Tip 1: Try out your consultants

Please keep in mind that just because you hired on somebody to analyze your big data doesn’t mean that you’re stuck with them. When hiring consultants, find people who can help with your current projects rather than compel you to commit to long-term, cyclopean tasks. Ideally, you should first hope to see tangible results with smaller projects, and build trust this way.

Tip 2: Protect your data

Anybody who analyzes your big data needs access to information behind your firewall or in your cloud. However, it’s a good idea to be smart and secure about how you provide this data. For example, provide customer information without identifiers like names. Imagine how terrible it would be if your customer data was somehow linked to competitors or the general public!

Tip 3: Understand the analysis

Sure, some of the results from big data analytics may be quite technical. However, you should do your best to understand outcomes as well as you can. Consider assembling your own in-house team to act on the analysis. Remember that in the end, strategic decisions are within your purview and shouldn’t be delegated to a hired gun, no matter how good that hired gun may be.

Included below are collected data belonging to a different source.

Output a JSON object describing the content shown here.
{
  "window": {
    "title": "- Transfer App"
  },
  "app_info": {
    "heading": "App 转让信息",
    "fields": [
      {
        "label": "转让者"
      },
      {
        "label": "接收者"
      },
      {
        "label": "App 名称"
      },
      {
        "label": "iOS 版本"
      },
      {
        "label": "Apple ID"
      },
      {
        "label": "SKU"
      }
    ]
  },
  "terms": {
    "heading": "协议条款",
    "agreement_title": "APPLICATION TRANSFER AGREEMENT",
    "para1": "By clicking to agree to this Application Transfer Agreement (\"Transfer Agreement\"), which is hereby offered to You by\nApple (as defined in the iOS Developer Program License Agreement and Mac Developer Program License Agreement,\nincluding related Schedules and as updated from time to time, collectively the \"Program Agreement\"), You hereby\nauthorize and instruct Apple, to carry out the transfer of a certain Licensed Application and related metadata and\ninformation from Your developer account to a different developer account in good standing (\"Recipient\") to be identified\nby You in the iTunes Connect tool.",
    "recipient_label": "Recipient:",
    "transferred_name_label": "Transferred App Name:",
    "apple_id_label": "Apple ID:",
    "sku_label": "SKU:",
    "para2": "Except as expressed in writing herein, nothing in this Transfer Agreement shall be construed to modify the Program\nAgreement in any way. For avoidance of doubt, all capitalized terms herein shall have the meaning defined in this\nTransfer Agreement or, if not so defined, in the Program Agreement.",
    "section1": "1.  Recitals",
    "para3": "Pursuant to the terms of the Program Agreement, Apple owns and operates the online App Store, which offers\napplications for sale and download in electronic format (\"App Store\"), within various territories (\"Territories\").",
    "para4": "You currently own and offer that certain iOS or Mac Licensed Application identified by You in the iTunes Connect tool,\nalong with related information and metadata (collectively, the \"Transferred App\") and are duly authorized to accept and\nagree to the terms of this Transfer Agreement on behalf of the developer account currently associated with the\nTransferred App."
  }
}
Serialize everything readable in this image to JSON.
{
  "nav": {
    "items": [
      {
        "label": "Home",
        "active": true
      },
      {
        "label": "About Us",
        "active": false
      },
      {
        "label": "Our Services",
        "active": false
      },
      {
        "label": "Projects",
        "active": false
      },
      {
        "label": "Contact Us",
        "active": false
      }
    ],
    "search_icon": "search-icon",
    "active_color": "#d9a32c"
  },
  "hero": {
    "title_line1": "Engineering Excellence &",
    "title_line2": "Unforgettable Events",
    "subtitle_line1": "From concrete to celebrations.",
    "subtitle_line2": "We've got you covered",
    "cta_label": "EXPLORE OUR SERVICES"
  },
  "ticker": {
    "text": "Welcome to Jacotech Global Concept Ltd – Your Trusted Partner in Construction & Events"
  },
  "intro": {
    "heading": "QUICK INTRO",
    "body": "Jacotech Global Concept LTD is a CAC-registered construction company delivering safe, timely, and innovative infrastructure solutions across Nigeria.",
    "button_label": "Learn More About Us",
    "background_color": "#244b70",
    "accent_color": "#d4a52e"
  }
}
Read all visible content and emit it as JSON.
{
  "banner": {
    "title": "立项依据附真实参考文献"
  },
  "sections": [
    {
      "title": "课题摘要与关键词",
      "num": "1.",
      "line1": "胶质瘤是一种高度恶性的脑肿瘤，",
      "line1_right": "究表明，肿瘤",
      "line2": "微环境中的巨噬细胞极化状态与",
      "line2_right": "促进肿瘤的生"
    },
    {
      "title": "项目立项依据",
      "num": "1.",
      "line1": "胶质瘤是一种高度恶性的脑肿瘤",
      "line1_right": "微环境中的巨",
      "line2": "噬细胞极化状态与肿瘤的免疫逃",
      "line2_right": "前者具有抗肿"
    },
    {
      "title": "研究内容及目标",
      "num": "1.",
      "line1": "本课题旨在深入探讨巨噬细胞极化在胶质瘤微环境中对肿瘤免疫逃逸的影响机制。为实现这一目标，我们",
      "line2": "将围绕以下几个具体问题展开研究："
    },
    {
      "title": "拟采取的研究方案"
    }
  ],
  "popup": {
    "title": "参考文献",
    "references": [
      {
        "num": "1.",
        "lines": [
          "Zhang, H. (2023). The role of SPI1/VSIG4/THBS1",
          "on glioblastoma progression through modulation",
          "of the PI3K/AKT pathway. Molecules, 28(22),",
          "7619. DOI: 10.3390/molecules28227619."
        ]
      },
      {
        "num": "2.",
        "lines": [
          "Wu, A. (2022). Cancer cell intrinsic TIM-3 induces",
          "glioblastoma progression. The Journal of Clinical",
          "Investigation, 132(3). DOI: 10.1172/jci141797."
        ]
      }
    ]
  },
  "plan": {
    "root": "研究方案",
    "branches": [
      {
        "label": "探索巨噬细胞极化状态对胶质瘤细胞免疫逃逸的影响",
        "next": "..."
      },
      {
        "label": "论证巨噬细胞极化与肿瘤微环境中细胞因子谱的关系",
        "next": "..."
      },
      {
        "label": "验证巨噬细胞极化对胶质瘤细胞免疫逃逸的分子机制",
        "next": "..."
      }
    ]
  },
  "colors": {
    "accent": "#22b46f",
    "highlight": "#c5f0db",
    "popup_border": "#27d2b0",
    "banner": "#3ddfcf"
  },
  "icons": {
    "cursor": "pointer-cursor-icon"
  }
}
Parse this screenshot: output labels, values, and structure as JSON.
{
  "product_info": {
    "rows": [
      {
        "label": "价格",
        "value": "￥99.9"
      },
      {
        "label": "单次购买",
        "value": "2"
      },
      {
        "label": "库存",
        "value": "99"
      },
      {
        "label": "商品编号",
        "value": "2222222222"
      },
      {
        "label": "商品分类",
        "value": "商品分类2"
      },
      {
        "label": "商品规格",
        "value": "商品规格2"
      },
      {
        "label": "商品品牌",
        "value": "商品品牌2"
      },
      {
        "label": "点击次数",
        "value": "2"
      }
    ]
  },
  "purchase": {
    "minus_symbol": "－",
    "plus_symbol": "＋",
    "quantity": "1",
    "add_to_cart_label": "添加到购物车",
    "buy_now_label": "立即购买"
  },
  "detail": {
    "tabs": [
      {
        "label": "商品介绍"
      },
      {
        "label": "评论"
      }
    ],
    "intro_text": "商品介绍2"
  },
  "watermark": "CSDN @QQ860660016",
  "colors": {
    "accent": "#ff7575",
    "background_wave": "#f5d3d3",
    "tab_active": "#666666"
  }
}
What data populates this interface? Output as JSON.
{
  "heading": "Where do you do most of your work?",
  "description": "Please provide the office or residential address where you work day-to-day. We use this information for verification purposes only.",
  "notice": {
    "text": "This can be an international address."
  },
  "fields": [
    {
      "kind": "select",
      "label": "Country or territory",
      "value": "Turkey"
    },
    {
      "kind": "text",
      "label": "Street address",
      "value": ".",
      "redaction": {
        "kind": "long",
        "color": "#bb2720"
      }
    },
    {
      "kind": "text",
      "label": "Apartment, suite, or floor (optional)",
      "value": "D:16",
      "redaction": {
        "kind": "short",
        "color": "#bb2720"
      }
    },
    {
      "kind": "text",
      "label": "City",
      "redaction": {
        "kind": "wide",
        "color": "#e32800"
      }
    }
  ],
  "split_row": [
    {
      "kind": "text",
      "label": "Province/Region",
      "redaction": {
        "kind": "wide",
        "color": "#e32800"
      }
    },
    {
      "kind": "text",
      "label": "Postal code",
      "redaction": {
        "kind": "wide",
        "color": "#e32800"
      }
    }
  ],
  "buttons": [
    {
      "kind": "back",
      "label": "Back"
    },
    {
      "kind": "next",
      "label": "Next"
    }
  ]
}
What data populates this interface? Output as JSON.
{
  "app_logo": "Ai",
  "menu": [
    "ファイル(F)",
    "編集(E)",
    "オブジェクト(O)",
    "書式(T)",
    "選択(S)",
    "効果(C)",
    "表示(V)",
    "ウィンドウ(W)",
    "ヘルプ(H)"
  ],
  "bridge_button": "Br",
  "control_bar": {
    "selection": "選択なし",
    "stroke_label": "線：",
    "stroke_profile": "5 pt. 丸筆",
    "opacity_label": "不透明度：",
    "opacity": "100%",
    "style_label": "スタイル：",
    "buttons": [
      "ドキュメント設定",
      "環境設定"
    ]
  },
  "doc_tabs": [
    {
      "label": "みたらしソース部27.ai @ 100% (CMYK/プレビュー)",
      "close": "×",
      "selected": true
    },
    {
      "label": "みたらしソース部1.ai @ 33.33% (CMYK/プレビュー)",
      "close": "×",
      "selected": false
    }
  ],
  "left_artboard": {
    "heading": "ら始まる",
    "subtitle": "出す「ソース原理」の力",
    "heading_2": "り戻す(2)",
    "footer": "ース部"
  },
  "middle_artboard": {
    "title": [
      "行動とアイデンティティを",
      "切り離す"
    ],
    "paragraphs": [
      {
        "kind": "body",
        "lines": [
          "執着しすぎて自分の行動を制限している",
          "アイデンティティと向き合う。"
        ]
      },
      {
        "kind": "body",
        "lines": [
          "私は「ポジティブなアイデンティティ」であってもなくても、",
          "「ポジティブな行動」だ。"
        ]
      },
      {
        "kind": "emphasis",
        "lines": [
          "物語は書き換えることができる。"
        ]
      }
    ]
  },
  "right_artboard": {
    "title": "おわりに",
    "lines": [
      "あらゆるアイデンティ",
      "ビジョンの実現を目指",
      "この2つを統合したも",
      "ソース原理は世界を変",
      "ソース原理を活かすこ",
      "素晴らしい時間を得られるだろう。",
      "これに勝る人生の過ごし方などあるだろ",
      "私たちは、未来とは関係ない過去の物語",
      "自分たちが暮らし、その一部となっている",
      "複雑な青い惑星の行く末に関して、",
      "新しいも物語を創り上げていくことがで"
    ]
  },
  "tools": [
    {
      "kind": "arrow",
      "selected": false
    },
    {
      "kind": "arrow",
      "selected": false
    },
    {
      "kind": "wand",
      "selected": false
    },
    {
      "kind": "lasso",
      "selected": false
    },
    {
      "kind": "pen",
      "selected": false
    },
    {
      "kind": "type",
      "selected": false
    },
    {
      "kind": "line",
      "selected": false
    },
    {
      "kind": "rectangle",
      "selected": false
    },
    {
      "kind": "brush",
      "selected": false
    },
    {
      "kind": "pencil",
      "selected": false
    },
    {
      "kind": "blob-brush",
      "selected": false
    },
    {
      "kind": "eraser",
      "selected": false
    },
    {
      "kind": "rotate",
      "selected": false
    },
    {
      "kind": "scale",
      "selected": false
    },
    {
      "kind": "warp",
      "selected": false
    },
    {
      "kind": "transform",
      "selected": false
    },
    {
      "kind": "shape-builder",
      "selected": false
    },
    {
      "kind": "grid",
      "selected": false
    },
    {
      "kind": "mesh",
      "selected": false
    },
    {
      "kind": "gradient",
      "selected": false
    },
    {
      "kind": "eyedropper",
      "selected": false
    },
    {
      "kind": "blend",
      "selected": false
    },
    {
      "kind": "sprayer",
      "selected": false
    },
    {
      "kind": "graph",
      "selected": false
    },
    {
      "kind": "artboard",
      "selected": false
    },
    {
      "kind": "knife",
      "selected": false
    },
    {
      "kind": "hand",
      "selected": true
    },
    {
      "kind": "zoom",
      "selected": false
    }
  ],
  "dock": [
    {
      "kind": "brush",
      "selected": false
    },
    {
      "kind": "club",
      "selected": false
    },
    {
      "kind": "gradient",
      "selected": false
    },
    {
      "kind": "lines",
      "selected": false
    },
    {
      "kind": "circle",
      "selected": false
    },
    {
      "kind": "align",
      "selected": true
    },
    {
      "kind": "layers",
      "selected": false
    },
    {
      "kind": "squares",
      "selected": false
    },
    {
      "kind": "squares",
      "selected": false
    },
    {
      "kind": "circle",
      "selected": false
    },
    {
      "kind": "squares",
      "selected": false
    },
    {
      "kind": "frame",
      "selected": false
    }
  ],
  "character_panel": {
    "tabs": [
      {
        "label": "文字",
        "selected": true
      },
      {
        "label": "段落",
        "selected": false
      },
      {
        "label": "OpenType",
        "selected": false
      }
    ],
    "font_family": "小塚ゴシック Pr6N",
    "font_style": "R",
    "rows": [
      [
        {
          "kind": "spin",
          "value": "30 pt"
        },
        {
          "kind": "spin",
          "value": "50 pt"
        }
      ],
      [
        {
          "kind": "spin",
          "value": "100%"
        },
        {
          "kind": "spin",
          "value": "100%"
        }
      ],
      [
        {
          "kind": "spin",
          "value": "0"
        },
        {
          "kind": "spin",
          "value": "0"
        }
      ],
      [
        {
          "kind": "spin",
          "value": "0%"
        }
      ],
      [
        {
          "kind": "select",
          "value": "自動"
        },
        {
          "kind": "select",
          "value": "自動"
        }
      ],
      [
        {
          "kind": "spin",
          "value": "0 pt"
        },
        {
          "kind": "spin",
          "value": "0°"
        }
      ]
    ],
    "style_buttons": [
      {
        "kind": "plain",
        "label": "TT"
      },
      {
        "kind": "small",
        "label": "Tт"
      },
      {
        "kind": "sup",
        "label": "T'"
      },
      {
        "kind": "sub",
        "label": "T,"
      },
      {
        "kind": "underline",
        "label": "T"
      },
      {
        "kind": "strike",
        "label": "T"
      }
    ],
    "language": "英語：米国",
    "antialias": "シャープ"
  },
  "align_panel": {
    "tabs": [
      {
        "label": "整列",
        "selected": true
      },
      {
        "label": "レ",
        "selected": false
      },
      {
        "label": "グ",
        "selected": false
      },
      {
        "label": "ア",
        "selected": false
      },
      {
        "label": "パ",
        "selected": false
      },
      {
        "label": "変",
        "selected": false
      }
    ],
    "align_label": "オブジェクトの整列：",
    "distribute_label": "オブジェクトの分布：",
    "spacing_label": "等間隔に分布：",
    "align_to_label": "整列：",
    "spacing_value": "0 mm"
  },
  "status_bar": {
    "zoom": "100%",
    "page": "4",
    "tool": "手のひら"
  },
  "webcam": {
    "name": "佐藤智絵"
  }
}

Tip 4: Understand your alternatives

McKinsey & Company and BCG are two superstar consultancy firms to meet your big data needs. However, stellar consultants often come with astronomical price tags. If you’re on a budget, you may want to consider one of the several other companies out there that analyze big data–many of which can be found outside of the United States and Europe. Just be sure to thoroughly vet whomever you choose.

Ultimately, when hiring a third-party consultancy firm to help you with your big data needs remember to be thorough, be careful, and own the process and results. Analyzing your big data can definitely be a boon for business, but only if it’s done right.